A total of 108 of the 114 randomized patients completed all treatments and the twelve weeks of follow-up required by the protocol. Sixty-one patients completed one year of follow-up, whereas thirty-four patients crossed over to receive active treatment. A significant difference (p = 0.001) in pain reduction was observed at twelve weeks in the intent-to-treat cohort, with an improvement in the pain score of at least 50% seen in 61% (thirty-four) of the fifty-six patients in the active treatment group who were treated according to protocol compared with 29% (seventeen) of the fifty-eight subjects in the placebo group. This improvement persisted in those followed to one year. Functional activity scores, activity-specific evaluation, and the overall impression of the disease state all showed significant improvement as well (p < 0.05). Crossover patients also showed significant improvement after twelve weeks of active treatment, with 56% (nineteen of thirty-four) achieving an improvement in the pain score of at least 50% (p < 0.0001).
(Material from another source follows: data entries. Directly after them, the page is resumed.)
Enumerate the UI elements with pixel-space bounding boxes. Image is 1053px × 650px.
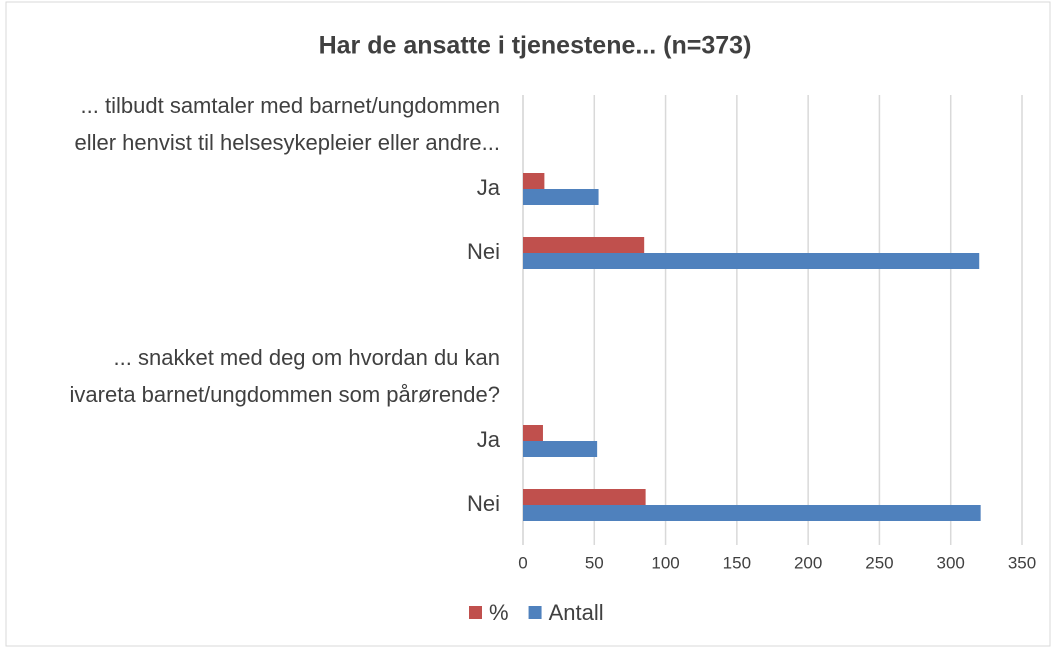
bar: [523, 425, 543, 441]
x-tick-label: 200: [794, 553, 822, 572]
legend-label: Antall: [549, 600, 604, 625]
x-tick-label: 100: [651, 553, 679, 572]
y-tick-label: Nei: [467, 239, 500, 264]
group-label: ... tilbudt samtaler med barnet/ungdomme…: [81, 93, 500, 118]
y-tick-label: Ja: [477, 427, 501, 452]
legend-label: %: [489, 600, 509, 625]
chart-title: Har de ansatte i tjenestene... (n=373): [319, 32, 752, 60]
legend-swatch: [469, 606, 482, 619]
bar: [523, 489, 646, 505]
bar: [523, 173, 545, 189]
bar: [523, 505, 981, 521]
group-label: ... snakket med deg om hvordan du kan: [114, 345, 500, 370]
group-label: ivareta barnet/ungdommen som pårørende?: [70, 382, 500, 407]
x-tick-label: 150: [723, 553, 751, 572]
bar: [523, 253, 980, 269]
bar: [523, 189, 599, 205]
chart-frame: [5, 1, 1051, 647]
bar: [523, 441, 598, 457]
group-label: eller henvist til helsesykepleier eller …: [74, 130, 500, 155]
x-tick-label: 250: [865, 553, 893, 572]
y-tick-label: Ja: [477, 175, 501, 200]
x-tick-label: 0: [518, 553, 527, 572]
x-tick-label: 350: [1008, 553, 1036, 572]
y-tick-label: Nei: [467, 491, 500, 516]
x-tick-label: 50: [585, 553, 604, 572]
bar: [523, 237, 645, 253]
legend-swatch: [528, 606, 542, 619]
x-tick-label: 300: [937, 553, 965, 572]
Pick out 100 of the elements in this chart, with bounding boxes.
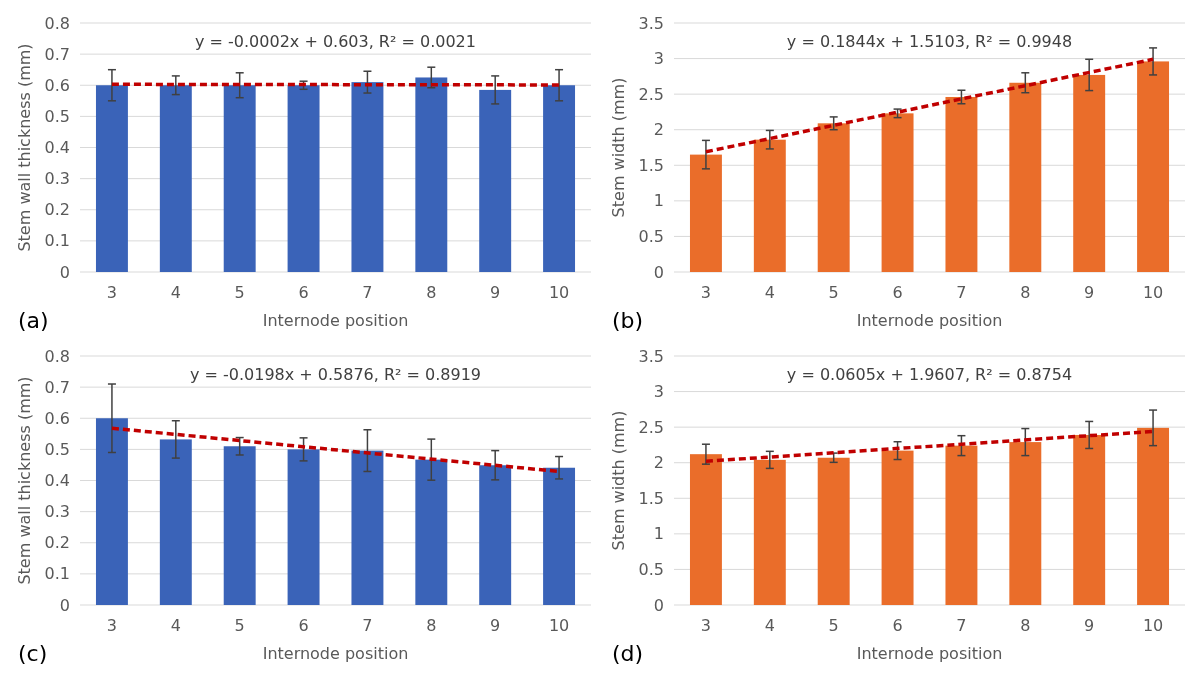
text: (b) [612, 308, 644, 333]
bar [415, 77, 448, 272]
y-tick-label: 0.5 [44, 106, 70, 126]
x-tick-label: 3 [106, 283, 118, 302]
y-tick-label: 0.2 [44, 200, 70, 220]
bar [287, 449, 320, 605]
bar [881, 113, 914, 272]
bar [1137, 427, 1170, 605]
x-tick-label: 6 [892, 283, 903, 302]
x-axis-title: Internode position [856, 311, 1003, 330]
x-tick-label: 5 [828, 283, 839, 302]
y-tick-label: 0.4 [44, 471, 70, 491]
x-tick-label: 3 [700, 616, 712, 635]
y-tick-label: 2.5 [638, 84, 664, 104]
bar [1073, 74, 1106, 272]
y-tick-label: 0.4 [44, 138, 70, 158]
x-tick-label: 8 [1020, 616, 1031, 635]
x-tick-label: 8 [426, 283, 437, 302]
y-tick-label: 0 [653, 262, 664, 282]
bar [1009, 442, 1042, 605]
bar [881, 450, 914, 605]
bar [351, 82, 384, 272]
y-tick-label: 1 [653, 524, 664, 544]
y-tick-label: 0.7 [44, 377, 70, 397]
y-tick-label: 0.3 [44, 169, 70, 189]
x-tick-label: 3 [700, 283, 712, 302]
text: (a) [18, 308, 49, 333]
bar [95, 418, 128, 605]
x-tick-label: 6 [892, 616, 903, 635]
bar [1137, 61, 1170, 272]
bar [753, 459, 786, 605]
y-tick-label: 0.1 [44, 231, 70, 251]
x-axis-title: Internode position [262, 644, 409, 663]
x-axis-title: Internode position [856, 644, 1003, 663]
x-tick-label: 9 [490, 283, 501, 302]
bar [351, 450, 384, 605]
y-tick-label: 0 [59, 262, 70, 282]
text: (c) [18, 641, 48, 666]
annotation: y = -0.0198x + 0.5876, R² = 0.8919 [189, 365, 482, 384]
bar [479, 465, 512, 605]
y-tick-label: 3.5 [638, 13, 664, 33]
y-tick-label: 0.3 [44, 502, 70, 522]
x-tick-label: 3 [106, 616, 118, 635]
x-axis-title: Internode position [262, 311, 409, 330]
bar [689, 454, 722, 605]
y-tick-label: 0.6 [44, 75, 70, 95]
annotation: y = -0.0002x + 0.603, R² = 0.0021 [195, 32, 476, 51]
y-axis-title: Stem wall thickness (mm) [15, 43, 34, 252]
x-tick-label: 7 [362, 616, 373, 635]
x-tick-label: 9 [490, 616, 501, 635]
bar [945, 96, 978, 272]
x-tick-label: 4 [170, 616, 181, 635]
y-tick-label: 1.5 [638, 488, 664, 508]
bar [817, 123, 850, 272]
x-tick-label: 7 [362, 283, 373, 302]
text: (d) [612, 641, 644, 666]
x-tick-label: 7 [956, 283, 967, 302]
y-tick-label: 0.5 [638, 227, 664, 247]
y-tick-label: 0.8 [44, 13, 70, 33]
y-tick-label: 0.5 [638, 560, 664, 580]
bar [159, 439, 192, 605]
y-axis-title: Stem width (mm) [609, 77, 628, 218]
bar [223, 446, 256, 605]
x-tick-label: 5 [234, 616, 245, 635]
y-tick-label: 2 [653, 453, 664, 473]
bar [543, 85, 576, 272]
y-tick-label: 2.5 [638, 417, 664, 437]
y-tick-label: 0 [59, 595, 70, 615]
bar [415, 459, 448, 605]
bar [945, 445, 978, 605]
x-tick-label: 4 [170, 283, 181, 302]
y-tick-label: 0.1 [44, 564, 70, 584]
x-tick-label: 4 [764, 283, 775, 302]
x-tick-label: 10 [1142, 283, 1164, 302]
bar [479, 89, 512, 272]
bar [689, 154, 722, 272]
y-axis-title: Stem wall thickness (mm) [15, 376, 34, 585]
bar [159, 85, 192, 272]
annotation: y = 0.1844x + 1.5103, R² = 0.9948 [786, 32, 1073, 51]
annotation: y = 0.0605x + 1.9607, R² = 0.8754 [786, 365, 1073, 384]
bar [753, 139, 786, 272]
y-tick-label: 0 [653, 595, 664, 615]
y-tick-label: 1.5 [638, 155, 664, 175]
x-tick-label: 7 [956, 616, 967, 635]
bar [95, 85, 128, 272]
x-tick-label: 6 [298, 616, 309, 635]
x-tick-label: 8 [426, 616, 437, 635]
y-tick-label: 2 [653, 120, 664, 140]
x-tick-label: 8 [1020, 283, 1031, 302]
x-tick-label: 9 [1084, 616, 1095, 635]
bar [1073, 434, 1106, 605]
bar [1009, 82, 1042, 272]
y-tick-label: 0.2 [44, 533, 70, 553]
y-tick-label: 3.5 [638, 346, 664, 366]
x-tick-label: 6 [298, 283, 309, 302]
bar [817, 457, 850, 605]
x-tick-label: 5 [828, 616, 839, 635]
x-tick-label: 10 [1142, 616, 1164, 635]
y-tick-label: 3 [653, 49, 664, 69]
bar [543, 467, 576, 605]
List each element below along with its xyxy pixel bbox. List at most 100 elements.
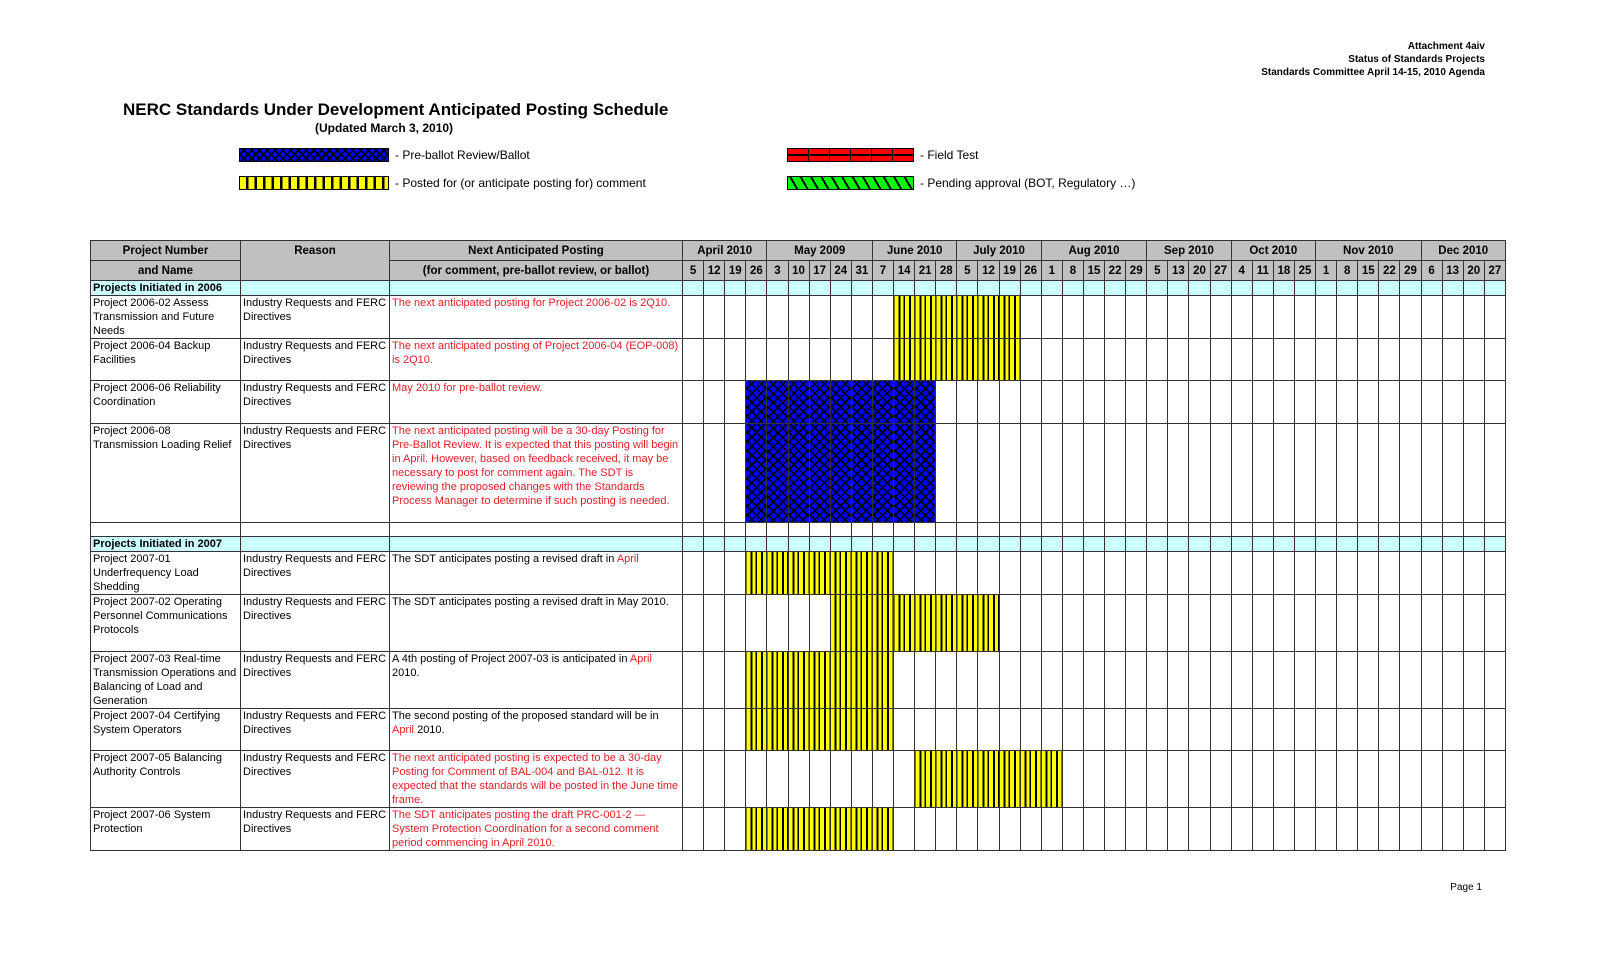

These results demonstrate that low-dose shock wave therapy without anesthetic is a safe and effective treatment for chronic lateral epicondylitis.
体外冲击波疗法用于治疗外侧上髁炎存在争议。本研究的目的是评估在不进行局部麻醉的情况下使用体外冲击波疗法治疗慢性外侧上髁炎的效果。
114例患有至少6个月外侧上髁炎病史且对传统治疗无反应的患者被随机分为双盲主动治疗组和安慰剂组。方案包括每周进行3次治疗,治疗方式为无麻醉的低剂量冲击波疗法或假治疗。患者在治疗后1周、4周、8周、12周以及6个月和12个月时接受体格检查,包括激发试验和握力测试。在参与研究前和12周时还对X光片、实验室检查和心电图进行评估。使用视觉模拟量表评估疼痛情况,使用上肢功能量表评估功能。对于接受安慰剂治疗且在12周后符合纳入标准的无反应患者,开始交叉接受主动治疗。
114例随机分组的患者中,共有108例完成了所有治疗以及方案要求的12周随访。61例患者完成了1年的随访,而34例患者交叉接受了主动治疗。在意向性治疗队列中,12周时观察到疼痛减轻存在显著差异(p = 0.001),按照方案接受治疗的主动治疗组56例患者中有61%(34例)疼痛评分改善至少50%,而安慰剂组58例受试者中这一比例为29%(17例)。这种改善在随访至1年的患者中持续存在。功能活动评分、特定活动评估以及疾病状态的总体印象也均显示出显著改善(p < 0.05)。交叉患者在接受12周主动治疗后也显示出显著改善,56%(34例中的19例)疼痛评分改善至少50%(p < 0.0001)。
这些结果表明,无麻醉的低剂量冲击波疗法是治疗慢性外侧上髁炎的一种安全有效的方法。